Day Forty-Five – Township Tour

This morning I went on a township tour with Imzu Tours. We toured Langa Township and Khayelitsha Township. Langa was created by the Apartheid government, while Khayelitsha was created by the post-Apartheid [modern] government; yet, they are of a kind. There are relatively nice concrete two and three storey apartments side by side with container homes, sheet metal shanties and filled only with black people.

This little boy ran up and ASKED us to take a photo of him. And then struck this pose, Zoolander lips and all.

This door leads into the historical Women’s Quarters, where women were kept (separate from men to further reduce their humanity by not honouring marriages etc) before 1924. Today it is a set of nine rooms, with a communal area video’d below.

Spent hens for butcher. Inhumane accommodations, though I suppose it’s hard to expect better for chickens than the humans have.

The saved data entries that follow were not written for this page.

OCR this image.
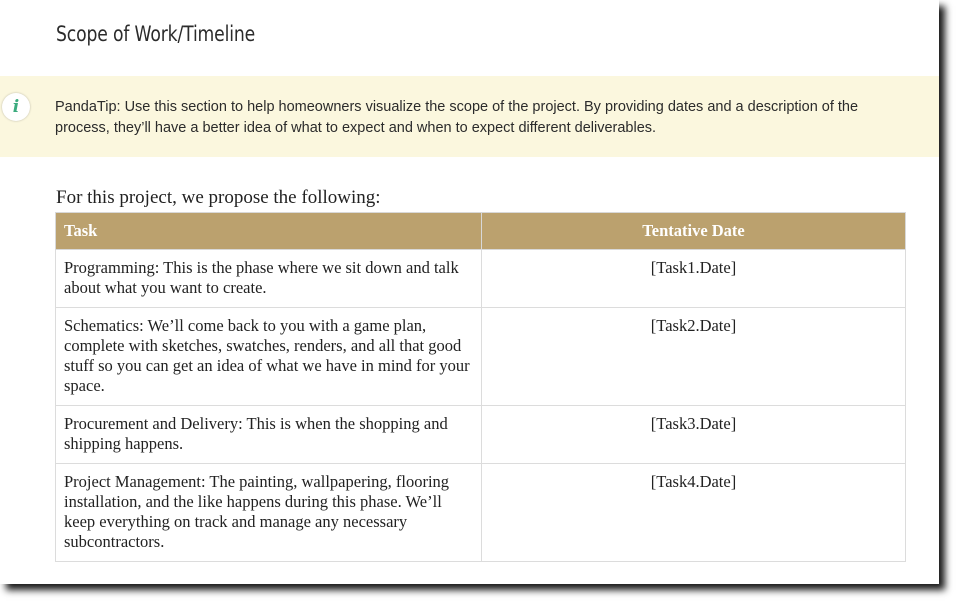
Scope of Work/Timeline
i	PandaTip: Use this section to help homeowners visualize the scope of the project. By providing dates and a description of the process, they’ll have a better idea of what to expect and when to expect different deliverables.
For this project, we propose the following:
Task	Tentative Date
Programming: This is the phase where we sit down and talk about what you want to create.	[Task1.Date]
Schematics: We’ll come back to you with a game plan, complete with sketches, swatches, renders, and all that good stuff so you can get an idea of what we have in mind for your space.	[Task2.Date]
Procurement and Delivery: This is when the shopping and shipping happens.	[Task3.Date]
Project Management: The painting, wallpapering, flooring installation, and the like happens during this phase. We’ll keep everything on track and manage any necessary subcontractors.	[Task4.Date]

Brewing for her shanty bar. It’s sold by the 5L pail for 3CAD and pails are shared around the circle of men inside the shanty.

The nice concrete buildings are built by the modern government and theoretically there will be enough built for everyone. But this was promised 24 years ago.. so no one is holding their breath. I hope.

Segregation continues today, except instead of passes and checkpoints, wealth (or lack there of) and racism (in all directions) keep each group in their designated spaces.

Some notes: education and healthcare are free, though of course the public stream is underfunded and over-crowded. Unemployment in Langa is 80%, population 60K; 60% of 2.5million in Khayelitsha.

All the township tours include a “tour” around community craft shops, which is essentially a funnelled shopping trip. I appreciated that ours was only about 10% of the tour time, the rest was spent walking about, a bit of history, seeing the common areas of some communal housing, going into a bar (drinking shack) and talking/asking questions. Our guide, Lee, was not shy about answering questions, which was nice. I’ve heard that other tour companies include a visit to District Six Museum, and I was ready to judge our tour badly for this omission. I’m not sure, however, that there is anything I would have omitted from our tour to make space for the museum. Even the shopping part, which annoys me on principal, I am grateful for, because I picked up two beautiful sand paintings. And I have to admit, the shopping part, in the community projects building, is probably beneficial to the community. Each artist gets their stall and work space for free, including electricity and water, provided they mentor any children that are interested in their craft – whether the children go on to use the art to support themselves in the future is neither here nor there. Learning a craft, doing something artistic outside of school and having a mentor, can never be a waste.

#melissasopinion <<< available all over this post!

The evening was spent eating lovely food in Camps Bay and walking up the waterfront until Seapoint.